C’est évidemment de la provocation de Mélenchon, illustration de la dialectique philie/phobie (se dire xénophile pour ne pas paraître xénophobe), symptôme de sa pensée manichéenne.
Être xénophobe, c’est ne pas aimer l’accueillir d’étrangers.
Par réaction, Mélenchon se montre donc xénophile, c’est-à-dire qu’il est pour l’accueil d’étrangers, quelles qu’en soient les conséquences (pour l’autochtone, comme pour l’étranger)
Mélenchon est pro-immigration. Rien de neuf, donc.
Maintenant, on peut aussi être contre l’immigration.
En effet, prôner la transportation de peuples entiers parmi d’autres peuples, sans égard aux situations politiques engendrées, ce n’est ni plus ni moins que prôner une traite d’être humains. La dignité de celui qui se transporte, comme la dignité de celui qui le supporte, sont en effet négligés dans le calcul de Mélenchon : cela montre que ce genre de propos n’a de sens que dans sa dialectique politique habituelle.
Tenir compte de la dignité des divers acteurs du phénomène, implique de réfléchir aux capacités d’accueil de ceux qui reçoivent, de même que la diligence de ceux qui arrivent vis-à-vis de leurs hôtes.
Or, manifestement, la capacité d’accueil en France diminue.
De plus la diligence des arrivants pour leurs hôtes n’est pas flagrante.
Donc il n’y a en effet aucune pertinence politique à l’immigration.

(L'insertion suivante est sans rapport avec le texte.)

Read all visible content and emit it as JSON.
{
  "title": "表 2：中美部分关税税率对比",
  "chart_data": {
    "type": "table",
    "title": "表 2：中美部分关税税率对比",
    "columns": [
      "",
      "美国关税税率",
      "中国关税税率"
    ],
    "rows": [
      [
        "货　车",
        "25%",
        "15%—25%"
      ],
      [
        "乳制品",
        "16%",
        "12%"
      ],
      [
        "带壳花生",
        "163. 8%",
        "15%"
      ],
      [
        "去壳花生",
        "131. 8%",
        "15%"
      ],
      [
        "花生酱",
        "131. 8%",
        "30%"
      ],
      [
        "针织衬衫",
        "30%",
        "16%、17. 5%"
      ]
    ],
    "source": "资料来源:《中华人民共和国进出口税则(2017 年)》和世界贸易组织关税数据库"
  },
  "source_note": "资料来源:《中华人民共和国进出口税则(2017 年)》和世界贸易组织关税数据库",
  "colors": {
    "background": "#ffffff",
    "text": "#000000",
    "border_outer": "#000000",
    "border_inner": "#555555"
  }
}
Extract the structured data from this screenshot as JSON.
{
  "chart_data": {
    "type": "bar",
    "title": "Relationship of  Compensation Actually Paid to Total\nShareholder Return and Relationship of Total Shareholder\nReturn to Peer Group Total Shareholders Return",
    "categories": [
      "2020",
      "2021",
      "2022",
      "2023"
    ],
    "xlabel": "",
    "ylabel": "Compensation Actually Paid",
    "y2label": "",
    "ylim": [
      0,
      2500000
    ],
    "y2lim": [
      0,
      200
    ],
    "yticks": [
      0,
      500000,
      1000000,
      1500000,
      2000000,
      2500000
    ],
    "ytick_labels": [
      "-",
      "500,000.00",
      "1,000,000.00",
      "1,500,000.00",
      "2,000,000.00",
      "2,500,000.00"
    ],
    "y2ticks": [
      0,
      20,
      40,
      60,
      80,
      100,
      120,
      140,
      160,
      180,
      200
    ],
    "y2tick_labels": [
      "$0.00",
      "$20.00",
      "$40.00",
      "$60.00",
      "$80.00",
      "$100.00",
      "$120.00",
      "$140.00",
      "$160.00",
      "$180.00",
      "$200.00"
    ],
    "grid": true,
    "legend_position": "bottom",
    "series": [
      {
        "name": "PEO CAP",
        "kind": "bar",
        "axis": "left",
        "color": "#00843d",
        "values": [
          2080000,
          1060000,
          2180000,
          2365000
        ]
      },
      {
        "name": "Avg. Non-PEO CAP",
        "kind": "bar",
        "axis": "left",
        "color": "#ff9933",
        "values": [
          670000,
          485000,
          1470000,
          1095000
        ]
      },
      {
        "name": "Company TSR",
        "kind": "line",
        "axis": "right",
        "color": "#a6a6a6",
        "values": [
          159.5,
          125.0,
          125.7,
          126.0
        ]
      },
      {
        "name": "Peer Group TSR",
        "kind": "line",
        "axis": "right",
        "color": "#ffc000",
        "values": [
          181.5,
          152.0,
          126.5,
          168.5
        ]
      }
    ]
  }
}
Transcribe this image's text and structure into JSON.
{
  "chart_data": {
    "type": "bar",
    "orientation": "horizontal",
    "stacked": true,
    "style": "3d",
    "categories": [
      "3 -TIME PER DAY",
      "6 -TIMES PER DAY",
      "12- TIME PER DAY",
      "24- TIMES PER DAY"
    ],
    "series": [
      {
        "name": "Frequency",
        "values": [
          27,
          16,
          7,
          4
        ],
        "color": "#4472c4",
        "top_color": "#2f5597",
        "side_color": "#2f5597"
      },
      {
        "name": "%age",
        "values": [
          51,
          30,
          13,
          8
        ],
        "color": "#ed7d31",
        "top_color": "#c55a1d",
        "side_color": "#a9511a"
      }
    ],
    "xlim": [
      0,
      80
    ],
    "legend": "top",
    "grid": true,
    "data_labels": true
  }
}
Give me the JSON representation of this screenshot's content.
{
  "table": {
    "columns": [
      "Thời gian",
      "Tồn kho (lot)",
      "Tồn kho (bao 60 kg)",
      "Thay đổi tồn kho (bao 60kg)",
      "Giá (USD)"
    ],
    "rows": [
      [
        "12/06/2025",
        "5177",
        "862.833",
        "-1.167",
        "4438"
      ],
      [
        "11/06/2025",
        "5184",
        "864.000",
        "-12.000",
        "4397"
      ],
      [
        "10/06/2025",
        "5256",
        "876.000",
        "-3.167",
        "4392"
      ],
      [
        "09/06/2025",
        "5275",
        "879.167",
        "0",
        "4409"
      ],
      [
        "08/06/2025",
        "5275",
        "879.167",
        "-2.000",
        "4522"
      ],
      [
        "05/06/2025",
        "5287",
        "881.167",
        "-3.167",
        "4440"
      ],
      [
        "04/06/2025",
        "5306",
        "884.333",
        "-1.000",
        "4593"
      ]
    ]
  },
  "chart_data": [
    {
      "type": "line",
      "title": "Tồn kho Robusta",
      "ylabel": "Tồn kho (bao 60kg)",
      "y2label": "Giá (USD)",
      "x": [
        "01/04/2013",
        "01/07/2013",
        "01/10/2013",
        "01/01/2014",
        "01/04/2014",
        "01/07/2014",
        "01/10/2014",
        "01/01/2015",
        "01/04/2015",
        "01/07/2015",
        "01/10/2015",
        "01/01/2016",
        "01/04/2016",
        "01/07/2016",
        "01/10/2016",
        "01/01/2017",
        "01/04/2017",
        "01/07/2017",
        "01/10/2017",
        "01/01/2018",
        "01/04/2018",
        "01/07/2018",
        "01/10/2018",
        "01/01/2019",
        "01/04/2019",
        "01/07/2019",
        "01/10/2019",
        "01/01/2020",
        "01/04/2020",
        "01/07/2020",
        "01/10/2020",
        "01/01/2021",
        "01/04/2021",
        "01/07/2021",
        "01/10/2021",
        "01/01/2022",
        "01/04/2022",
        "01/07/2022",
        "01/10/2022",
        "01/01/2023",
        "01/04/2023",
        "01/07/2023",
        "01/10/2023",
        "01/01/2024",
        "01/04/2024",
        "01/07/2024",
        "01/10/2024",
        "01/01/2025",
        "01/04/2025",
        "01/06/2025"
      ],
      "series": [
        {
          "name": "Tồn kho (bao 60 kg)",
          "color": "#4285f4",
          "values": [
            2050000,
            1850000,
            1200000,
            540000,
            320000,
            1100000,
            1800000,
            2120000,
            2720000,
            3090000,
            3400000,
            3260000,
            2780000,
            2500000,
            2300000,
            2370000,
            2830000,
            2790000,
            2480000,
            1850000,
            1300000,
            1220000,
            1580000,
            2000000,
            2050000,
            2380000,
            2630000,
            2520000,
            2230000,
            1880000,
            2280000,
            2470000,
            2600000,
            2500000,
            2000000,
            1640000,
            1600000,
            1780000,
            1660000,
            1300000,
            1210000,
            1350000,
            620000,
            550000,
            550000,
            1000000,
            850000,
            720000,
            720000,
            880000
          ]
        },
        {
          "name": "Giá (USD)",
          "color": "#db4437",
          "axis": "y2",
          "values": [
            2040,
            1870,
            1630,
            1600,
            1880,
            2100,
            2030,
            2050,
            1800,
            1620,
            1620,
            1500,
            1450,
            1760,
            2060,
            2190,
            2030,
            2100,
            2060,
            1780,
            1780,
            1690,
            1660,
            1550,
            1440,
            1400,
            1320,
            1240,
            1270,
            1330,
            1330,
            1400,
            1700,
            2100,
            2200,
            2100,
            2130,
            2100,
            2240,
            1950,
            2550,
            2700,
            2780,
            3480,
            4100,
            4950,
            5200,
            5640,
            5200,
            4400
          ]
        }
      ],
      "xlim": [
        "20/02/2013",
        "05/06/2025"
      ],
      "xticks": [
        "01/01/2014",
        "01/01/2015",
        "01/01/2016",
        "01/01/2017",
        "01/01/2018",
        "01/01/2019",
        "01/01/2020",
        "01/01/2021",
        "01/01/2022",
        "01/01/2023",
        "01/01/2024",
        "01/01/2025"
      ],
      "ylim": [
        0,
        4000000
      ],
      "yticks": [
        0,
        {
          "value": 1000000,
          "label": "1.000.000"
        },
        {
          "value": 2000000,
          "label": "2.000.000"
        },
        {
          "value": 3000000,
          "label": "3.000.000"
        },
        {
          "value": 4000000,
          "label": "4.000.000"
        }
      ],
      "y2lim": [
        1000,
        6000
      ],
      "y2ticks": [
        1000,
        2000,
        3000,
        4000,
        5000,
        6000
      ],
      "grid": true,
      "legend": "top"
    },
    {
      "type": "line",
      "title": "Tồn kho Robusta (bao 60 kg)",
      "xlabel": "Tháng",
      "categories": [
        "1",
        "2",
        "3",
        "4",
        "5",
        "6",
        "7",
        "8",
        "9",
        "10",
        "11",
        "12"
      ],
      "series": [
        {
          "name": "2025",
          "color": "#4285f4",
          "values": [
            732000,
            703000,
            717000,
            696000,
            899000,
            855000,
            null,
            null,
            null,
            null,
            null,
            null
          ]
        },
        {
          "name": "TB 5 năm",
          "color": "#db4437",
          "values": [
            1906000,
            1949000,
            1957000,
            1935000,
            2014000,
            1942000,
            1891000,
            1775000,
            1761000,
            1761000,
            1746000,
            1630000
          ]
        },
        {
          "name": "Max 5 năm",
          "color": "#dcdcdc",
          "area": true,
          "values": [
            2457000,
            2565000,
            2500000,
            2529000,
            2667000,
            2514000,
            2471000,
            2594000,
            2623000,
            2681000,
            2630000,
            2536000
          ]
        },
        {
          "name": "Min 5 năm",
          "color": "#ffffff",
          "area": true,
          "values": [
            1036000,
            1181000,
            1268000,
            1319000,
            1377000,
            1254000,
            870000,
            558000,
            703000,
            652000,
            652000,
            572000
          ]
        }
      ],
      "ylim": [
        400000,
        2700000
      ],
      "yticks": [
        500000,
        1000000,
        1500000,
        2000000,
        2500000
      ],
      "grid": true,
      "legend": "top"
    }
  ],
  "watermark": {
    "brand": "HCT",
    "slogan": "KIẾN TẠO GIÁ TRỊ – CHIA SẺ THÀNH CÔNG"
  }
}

La rhétorique Mélenchoniste, c’est prôner l’obligation d’accueillir, ce qui n’existe nul part en droit, tout en négligeant les conditions d’accueil et les conséquences d’un accueil raté pour les uns et les autres, par le syllogisme simpliste :
- vouloir accueillir l’étranger, c’est être xénophile.
- ne pas vouloir accueillir l’étranger, c’est être xénophobe.
- Or être xénophobe, c’est mal.
- Donc, il faut être xénophile ; Donc accueillir tous les étrangers est une obligation...
Sauf que, évidemment, la loi actuelle, certainement xénophobe pour Mr Mélenchon, c’est que quelqu’un qui entre illégalement sur le territoire est punissable d’un an de prison.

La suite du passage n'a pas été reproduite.